My opinion is that QE will prove largely ineffective in a Euro area context.   The ECB rather than QE should be looking to purchase on a large scale basis of bonds issued at very preferential rates and terms by pan-European financial institutions like the European Investment Bank ( EIB) and the European Stability Mechanism (ESM).    These are pan-European institutions which would not involve the ECB in forced buying of German sovereign bonds when this is totally unnecessary.

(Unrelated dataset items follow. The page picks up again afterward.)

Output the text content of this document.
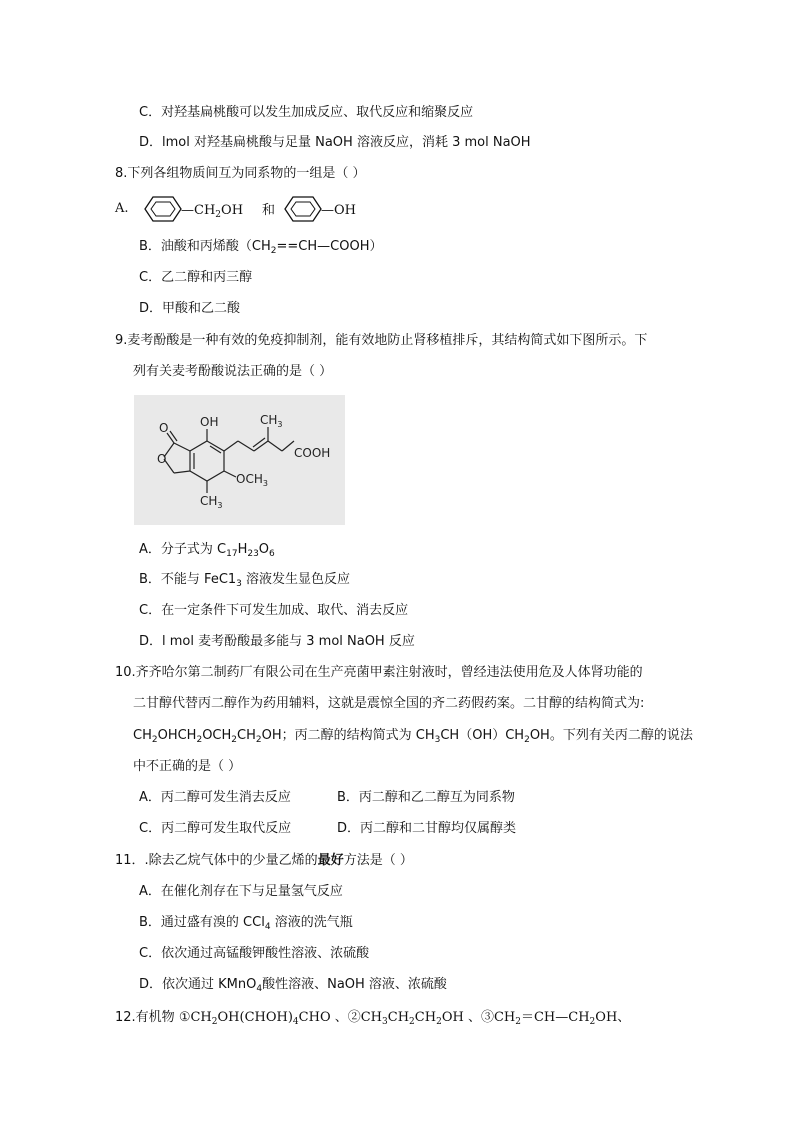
C．对羟基扁桃酸可以发生加成反应、取代反应和缩聚反应
D．lmol 对羟基扁桃酸与足量 NaOH 溶液反应，消耗 3 mol NaOH
8.下列各组物质间互为同系物的一组是（ ）
A.	$—CH_2OH$ 和	—OH
B．油酸和丙烯酸$(CH_2==CH—COOH)$
C．乙二醇和丙三醇
D．甲酸和乙二酸
9.麦考酚酸是一种有效的免疫抑制剂，能有效地防止肾移植排斥，其结构简式如下图所示。下
列有关麦考酚酸说法正确的是（ ）
OH
O
O
$CH_3$
COOH
$OCH_3$
$CH_3$
A．分子式为 $C_{17}H_{23}O_6$
B．不能与 $FeC1_3$ 溶液发生显色反应
C．在一定条件下可发生加成、取代、消去反应
D．l mol 麦考酚酸最多能与 3 mol NaOH 反应
10.齐齐哈尔第二制药厂有限公司在生产亮菌甲素注射液时，曾经违法使用危及人体肾功能的
二甘醇代替丙二醇作为药用辅料，这就是震惊全国的齐二药假药案。二甘醇的结构简式为:
$CH_2OHCH_2OCH_2CH_2OH$；丙二醇的结构简式为 $CH_3CH(OH)CH_2OH$。下列有关丙二醇的说法
中不正确的是（ ）
A．丙二醇可发生消去反应	B．丙二醇和乙二醇互为同系物
C．丙二醇可发生取代反应	D．丙二醇和二甘醇均仅属醇类
11．.除去乙烷气体中的少量乙烯的最好方法是（ ）
A．在催化剂存在下与足量氢气反应
B．通过盛有溴的 CCl$_4$ 溶液的洗气瓶
C．依次通过高锰酸钾酸性溶液、浓硫酸
D．依次通过 KMnO$_4$酸性溶液、NaOH 溶液、浓硫酸
12.有机物 $①CH_2OH(CHOH)_4CHO$ 、$②CH_3CH_2CH_2OH$ 、$③CH_2=CH—CH_2OH$、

Furthermore the bonds issued by the EIB and ESM could be applied to effective uses to revamp the European economy.   EIB would invest these funds into the newly (yet to be) set-up under the Juncker Plan European Fund for Strategic Investment (EFSI).   The ESM would invest these funds to recapitalise through low coupon preference shares European Banks that need additional capital in order to honour the more rigorous CRD IV capital requirements regime but at the same can still provide an effective mechanism for channelling credit to where it is mostly needed ( European SME's who depend on a regular flow of bank credit) in accordance with monetary policy decisions taken by the ECB.   This will remove the blockage in the transmission mechanism of monetary policy which is denying SME's the opportunity to benefit from low interest rate credit as intended under the ECB's monetary stance.

So the question should not be whether or not to QE but whether or not to do something bigger and more effective.